They call it the "magic question."
When jury selection opens Monday in the Bill Cosby trial, the judge will likely ask the men and women in the pool whether they can set aside anything they've heard about the case and render a verdict based only on the evidence.
The problem, according to one legal scholar, is that people are terrible at judging whether they can be impartial.
"Jurors almost always say yes," said Christopher Robertson, associate dean at Rogers College of Law at the University of Arizona. "It's an impossible question to ask. It's scientifically junk."

Several years ago, Robertson conducted a test using a mock malpractice case with law students acting as jurors. Some read an article that put the defendant in a negative light and others were given a neutral article.
Afterward, those who said they could not be impartial were excluded, and the rest went through the mock trial. The "jurors" exposed to the negative material before trial were more than twice as likely to find the defendant liable and they imposed nine times as much damages for pain and suffering.
"People suffer from optimism," Robertson said. "They think, 'Everyone else is biased but not me.'"
In the case of Cosby, charged with drugging and molesting Andrea Constand at his home in 2004, the risk of bias is complex.
Because he was one of the nation's biggest stars — the man who sold America Jell-O pudding and brought lovable TV dad Cliff Huxtable into millions of living rooms — there may be potential jurors predisposed to feel warmly and trusting toward Cosby.

But because a Google search for "Bill Cosby, sexual assault" turns up nearly a million hits, there are also a lot of prospective panelists who know that more than 50 women have accused him of everything from groping to rape — charges he steadfastly denies.
Dennis Devine, associate professor at Indiana University-Purdue University Indianapolis, said the court improved the odds that jurors will be hazy on details of the scandal by drawing them from the Pittsburgh area, 300 miles away from where the trial will be held in the suburbs of Philadelphia.
Even in high-profile trials, the research shows that "knowledge of the case drops off exponentially as you move further away" from the scene of the alleged crime, said Devine, author of "Jury Decision Making: The State of the Science."

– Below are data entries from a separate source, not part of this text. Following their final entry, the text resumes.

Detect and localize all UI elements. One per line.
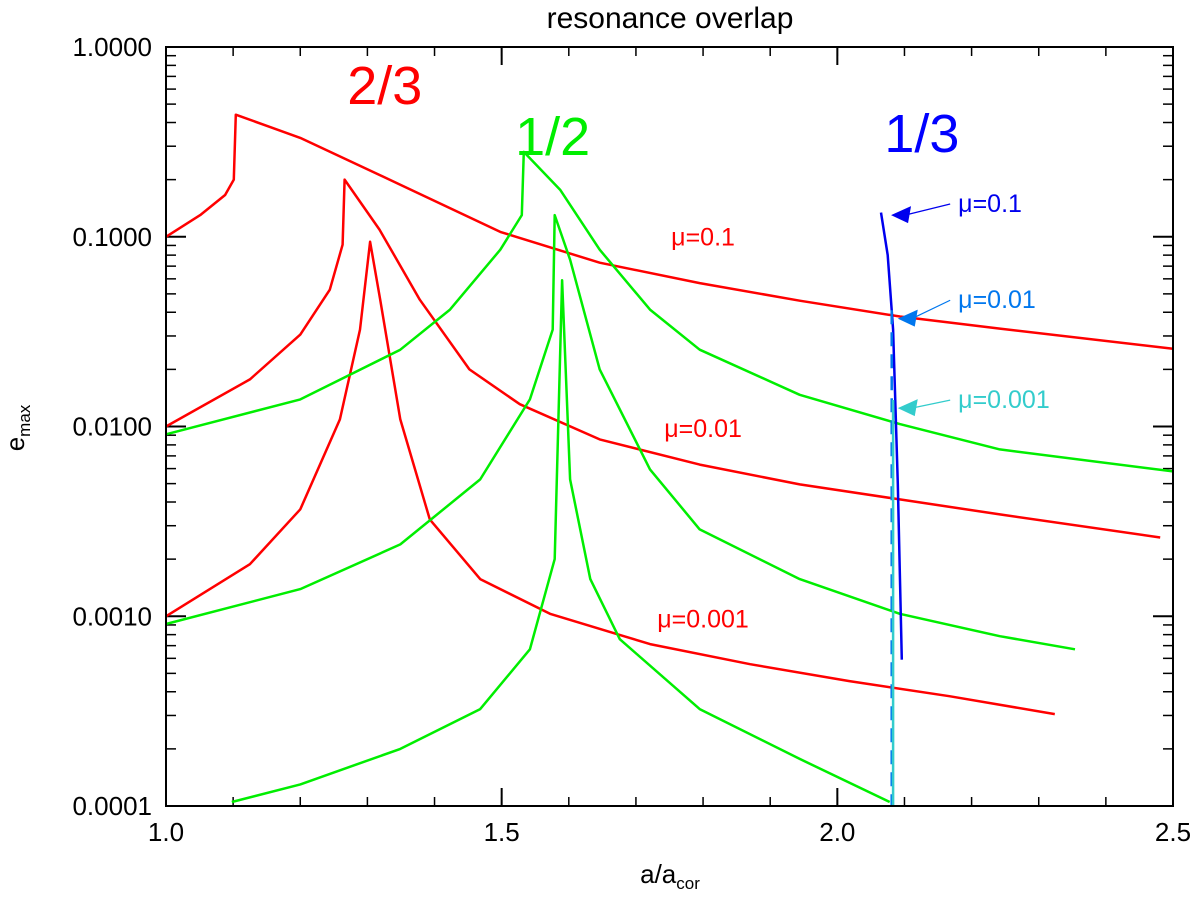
series-line-1-2-mu-0.01: [165, 213, 1076, 651]
resonance-label: 2/3: [347, 56, 422, 116]
x-tick-label: 1.0: [148, 817, 184, 847]
series-line-1-3-mu-0.1: [879, 212, 904, 660]
arrow-line: [911, 299, 951, 320]
series-line-1-2-mu-0.1: [165, 150, 1174, 473]
series-line-2-3-mu-0.01: [165, 178, 1161, 539]
y-tick-label: 0.1000: [72, 222, 152, 252]
resonance-label: 1/2: [515, 107, 590, 167]
arrow-head-icon: [897, 399, 918, 417]
arrow-mu-label: μ=0.01: [958, 286, 1036, 314]
arrow-head-icon: [891, 206, 912, 224]
x-tick-label: 1.5: [484, 817, 520, 847]
mu-label: μ=0.01: [664, 415, 742, 443]
x-tick-label: 2.0: [819, 817, 855, 847]
y-tick-label: 0.0001: [72, 791, 152, 821]
y-tick-label: 1.0000: [72, 32, 152, 62]
arrow-head-icon: [897, 309, 918, 327]
y-tick-label: 0.0100: [72, 412, 152, 442]
x-axis-label: a/acor: [640, 859, 700, 893]
arrow-line: [904, 203, 951, 216]
resonance-label: 1/3: [884, 104, 959, 164]
y-tick-label: 0.0010: [72, 601, 152, 631]
plot-frame: [165, 46, 1174, 807]
x-tick-label: 2.5: [1155, 817, 1191, 847]
series-line-1-2-mu-0.001: [231, 278, 891, 804]
mu-label: μ=0.001: [657, 606, 749, 634]
y-axis-label: emax: [0, 404, 34, 451]
series-line-2-3-mu-0.001: [165, 240, 1056, 716]
arrow-mu-label: μ=0.1: [958, 190, 1022, 218]
arrow-mu-label: μ=0.001: [958, 386, 1050, 414]
mu-label: μ=0.1: [671, 223, 735, 251]
chart-title: resonance overlap: [547, 2, 794, 35]
arrow-line: [911, 399, 951, 409]
series-line-2-3-mu-0.1: [165, 113, 1174, 350]
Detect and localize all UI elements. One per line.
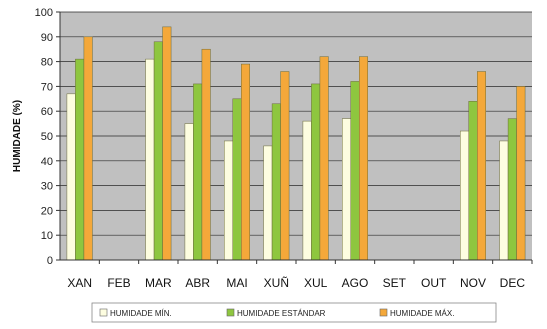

Jury consultant Roy Futterman, a psychologist who works for the trial prep firm DOAR, said it's easy to over-estimate the public's knowledge of a case, even one that's been on front pages and national broadcasts.
"There will be a certain amount of people, you will be surprised to see, who don’t really know anything about Bill Cosby or the charges. You wonder: What is their life like? And they will end up on the jury," he said.
"It means they can be led around by their nose, and in deliberations they will go along with the group. If you can get 3 to 4 people on the jury who are really coming in as blank slates...I think that's better for the defense than the prosecution."
Futterman said the defense should also have an eye out for jurors who seem open to conspiracy theories or who will identify with someone wrongly accused.
"You're looking for people who would say, 'I get in trouble at work all the time and it's unfair.' People who are thwarted, people who feel like they're at a dead end in life," he said.
"You can ask work-related questions, which are very good because judges will tend to let you ask them: 'Have you ever been written up at work? Have you ever been discriminated against? Have you ever had problems with your boss?'"
The court sent 2,934 prospective jurors a generic questionnaire that asks things like whether they've ever been the victim or a crime or if they can presume someone innocent. Prosecutors and defense lawyers submitted other questions for in-person voir dire earlier this month.
While picking the 12 jurors, each side gets seven peremptory challenges to reject someone without giving a reason and another three challenges while selecting six alternates.
Attorneys cannot knock out a juror on the basis of gender or race. If the other side suspects that's happening, they can raise what's called a Batson challenge, forcing their opponent to justify the strike.
Despite that, some jury experts said, it stands to reason that Cosby's prosecutors may prefer female jurors while the defense may look more kindly on black jurors.
Research literature shows that women are 10 to 20 percent more likely than men to vote for conviction in cases with sex charges, Devine said. "A couple of extra women or a couple of extra men could be the difference in a close case," he said.
But Wes Oliver, NBC News legal analyst and criminal justice program director at Duquesne University, noted that some women may be judgmental towards the accusers. "I think there are women who would say, 'I would never take a pill from a guy,' women who say, 'Maybe she put herself in that position,'" he said.
Research shows jurors tend to be harsher on defendants of another race, although it's a weaker correlation than the gender tendency, Devine said. And Cosby's status as one of America's most successful black celebrities can't be ignored.
"He has done remarkable things to make white America comfortable with a black man in very prominent roles," Oliver said. "And if there’s going to be a population that’s statistically more sympathetic to Bill Cosby, it's people who feel like his status benefited their place in society."
Another type to be on the lookout for: the "stealth juror" who doesn't seem to mind that the case will take them far from home for two weeks or more.
"Both sides may be concerned about people who want to be on the jury," Futterman said. "Are there people who are Cosby fans, who want to hide that and get on the jury and save Bill Cosby?"